Umbrellas can’t protect huge dome from stormy weather
Born in Hunts Point, a huge, igloo-shaped dome composed of umbrellas found itself doing time on Rikers Island on Oct. 19.
The dome was no criminal; it was a work of environmental art. Built on The Point’s Bronx River campus next to Hunts Point Riverside Park and meant to comment on the amount of debris found in the city’s waterways by using broken and discarded umbrellas supported by soda bottles, it was supposed to float from the park to the Harlem River and upriver to Manhattan’s Inwood Hill Park.
The choppy currents of the East River on a rainy Wednesday had another idea.

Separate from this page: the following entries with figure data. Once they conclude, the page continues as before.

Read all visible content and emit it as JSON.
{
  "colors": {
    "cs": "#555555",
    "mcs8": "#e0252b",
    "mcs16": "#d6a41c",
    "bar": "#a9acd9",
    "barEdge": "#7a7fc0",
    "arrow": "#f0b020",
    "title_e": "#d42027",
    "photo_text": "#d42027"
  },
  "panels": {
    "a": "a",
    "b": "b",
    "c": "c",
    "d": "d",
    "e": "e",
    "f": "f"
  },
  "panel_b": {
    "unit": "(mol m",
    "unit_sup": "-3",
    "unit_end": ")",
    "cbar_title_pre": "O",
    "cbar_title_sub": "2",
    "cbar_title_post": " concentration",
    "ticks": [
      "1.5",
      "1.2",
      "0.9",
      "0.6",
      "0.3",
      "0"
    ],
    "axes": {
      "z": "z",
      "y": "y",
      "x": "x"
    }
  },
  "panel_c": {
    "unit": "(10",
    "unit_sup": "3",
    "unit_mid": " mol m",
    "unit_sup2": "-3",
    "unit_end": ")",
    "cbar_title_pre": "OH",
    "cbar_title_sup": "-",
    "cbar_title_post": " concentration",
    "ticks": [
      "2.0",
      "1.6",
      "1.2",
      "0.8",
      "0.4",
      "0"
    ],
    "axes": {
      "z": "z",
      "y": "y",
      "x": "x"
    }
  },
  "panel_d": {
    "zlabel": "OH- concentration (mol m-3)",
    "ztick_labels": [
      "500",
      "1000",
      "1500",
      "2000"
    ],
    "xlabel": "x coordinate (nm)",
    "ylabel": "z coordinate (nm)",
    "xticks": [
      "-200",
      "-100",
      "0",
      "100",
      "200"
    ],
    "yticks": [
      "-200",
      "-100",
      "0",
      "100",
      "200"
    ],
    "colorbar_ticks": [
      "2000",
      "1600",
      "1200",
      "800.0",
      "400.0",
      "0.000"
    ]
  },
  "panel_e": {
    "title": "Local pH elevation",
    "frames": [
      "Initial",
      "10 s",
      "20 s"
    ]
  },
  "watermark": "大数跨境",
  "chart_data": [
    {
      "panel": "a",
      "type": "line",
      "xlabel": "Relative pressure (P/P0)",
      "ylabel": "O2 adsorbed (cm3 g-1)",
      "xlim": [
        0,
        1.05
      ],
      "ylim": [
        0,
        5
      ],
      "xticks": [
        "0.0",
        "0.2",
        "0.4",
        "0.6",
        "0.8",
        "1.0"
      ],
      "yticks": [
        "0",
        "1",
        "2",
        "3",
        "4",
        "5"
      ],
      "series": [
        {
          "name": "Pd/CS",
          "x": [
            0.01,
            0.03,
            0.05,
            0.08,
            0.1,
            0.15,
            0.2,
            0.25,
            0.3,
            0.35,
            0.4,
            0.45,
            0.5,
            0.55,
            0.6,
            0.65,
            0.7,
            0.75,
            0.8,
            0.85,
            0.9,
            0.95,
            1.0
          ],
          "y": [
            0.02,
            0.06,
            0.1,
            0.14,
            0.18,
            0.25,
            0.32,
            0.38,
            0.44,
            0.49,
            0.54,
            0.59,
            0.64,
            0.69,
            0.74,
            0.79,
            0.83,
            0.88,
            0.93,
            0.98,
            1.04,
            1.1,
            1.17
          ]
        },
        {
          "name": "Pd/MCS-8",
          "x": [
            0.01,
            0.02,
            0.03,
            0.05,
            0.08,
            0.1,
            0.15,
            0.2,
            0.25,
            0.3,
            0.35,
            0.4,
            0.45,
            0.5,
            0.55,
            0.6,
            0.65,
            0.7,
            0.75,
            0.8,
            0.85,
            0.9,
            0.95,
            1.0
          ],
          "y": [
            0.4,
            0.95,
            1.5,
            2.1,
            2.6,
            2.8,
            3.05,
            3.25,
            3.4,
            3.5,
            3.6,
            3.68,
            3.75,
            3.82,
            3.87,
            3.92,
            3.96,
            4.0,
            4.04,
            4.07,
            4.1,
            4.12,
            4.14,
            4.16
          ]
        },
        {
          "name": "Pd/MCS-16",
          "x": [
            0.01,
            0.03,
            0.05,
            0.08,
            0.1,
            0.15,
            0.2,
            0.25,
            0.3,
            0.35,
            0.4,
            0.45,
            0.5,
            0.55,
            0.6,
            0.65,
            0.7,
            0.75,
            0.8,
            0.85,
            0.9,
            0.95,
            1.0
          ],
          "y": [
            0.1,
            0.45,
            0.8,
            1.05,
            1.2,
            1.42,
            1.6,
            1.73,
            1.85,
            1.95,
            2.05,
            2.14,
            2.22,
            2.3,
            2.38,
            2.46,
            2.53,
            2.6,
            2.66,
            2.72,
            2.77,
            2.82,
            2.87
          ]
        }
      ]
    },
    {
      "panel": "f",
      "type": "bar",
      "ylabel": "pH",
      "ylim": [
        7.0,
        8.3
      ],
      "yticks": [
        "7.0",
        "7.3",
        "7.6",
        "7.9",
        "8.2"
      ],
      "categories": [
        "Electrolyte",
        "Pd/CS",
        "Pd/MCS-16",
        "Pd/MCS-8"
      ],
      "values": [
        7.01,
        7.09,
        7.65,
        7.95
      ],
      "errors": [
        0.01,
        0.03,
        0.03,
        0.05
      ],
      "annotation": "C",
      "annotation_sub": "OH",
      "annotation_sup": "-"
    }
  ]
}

They drove the lacy structure up onto Rikers Island. Its creators said they couldn’t retrieve it because of the jail’s no-outsiders-allowed policy.
But the artists haven’t given up.
Dubbed the Harvest Dome, the structure was the second floating sculpture produced by Bronx River Crossing, which in 2009 floated a replica of the lower Bronx River watershed made from discarded junk, including 3,000 MetroCards, down the Bronx River to Hunts Point Riverside Park.
Bronx River Crossing is the brainchild of architects Alexander Levi and Amanda Schachter, who designed the dome, and built it with a grant from the Lower Manhattan Cultural Council and the help of volunteers from Hunts Point and elsewhere.
Levi and Schacter plan to rebuild the dome next year. Despite its untimely end, they say they had a great experience building it and working in Hunts Point.
“We are getting to know New York in a completely different way,” said Schachter, foraging for discarded umbrellas and building in the Bronx.
Nilka Martell, a Parkchester resident and one of the volunteers for the project, helped to gather umbrellas by making a collection in her apartment building. “I think the project is wonderful,” she said.
Her friend Eilieen Bonilla, a union carpenter who used her skills to help build the dome, said she is eager to get involved with more community-based environmental projects as a result of her work in the park.
Martell’s 13-year-old son Isaias also worked on the dome, which was 24 feet in diameter, roughly as big around as an above-ground swimming pool in a suburban backyard, and 16 feet, almost two stories, high.
Among the volunteers was Andre Rivera, a Soundview resident, who also volunteers at Youth Ministries for Peace and Justice and who has just been hired as an education intern at the Bronx River Alliance. He had worked on Bronx River Crossing’s Watershed Raft in 2009, and at 18, has been involved in community work for more than six years.
“My main focus is community first,” said Rivera. For all of the non-profit groups I work with, our main goal is to get people into the projects we are working on.”
Sturdy metal rods provided the dome’s shape, and the struts of the broken umbrellas attached to them shimmered in sunlight. The sculpture took its name from the fact that the umbrellas had been “harvested” from the city’s streets, said Schachter.
Two-liter soda bottles—128 of them—were attached to the base of the dome, to help keep it afloat. The architects were confident it would work, because they had used the same device for their earlier floating sculpture.
Schachter and Levi chose Inwood in Northern Manhattan as the dome’s destination because the wanted people to understand the tides. In Inwood Hill Park, the water recedes to reveal a mudflat twice a day. They also wanted to give exposure to the city’s last remaining natural salt marsh.
“We were looking for space in Inwood where we could work, but we had no luck,” said Schachter. Hunts Point was a good alternative location for building the dome, she said, because there was enough space to accommodate such a massive project.
The dome weighed about 300 pounds. Adam Green, the founder and executive director of Rocking the Boat, lent the organization’s motorboat to tow the sculpture on its planned journey from the mouth of the Bronx River, into the East River and up the Harlem River. One purpose of the journey was to emphasize the connection between the Bronx and the rivers, according to the artists.
Another neighbor helped get the Harvest Dome into the water. Sims Metal Management provided the crane that lifted it into the river.
It floated as it was supposed to, but the rough weather conditions made it impossible for the boat to control the dome. The captain had to cut the line, setting it adrift.
The dome, it turns out wasn’t locked in solitary; it’s back in the waste stream with the rest of the umbrellas that failed on the stormy day of its maiden voyage.
According to Sharman Stein, the deputy commissioner for public information at the Department of Corrections, when the dome arrived at the jail island, “We hoisted it out of the water. It fell apart.”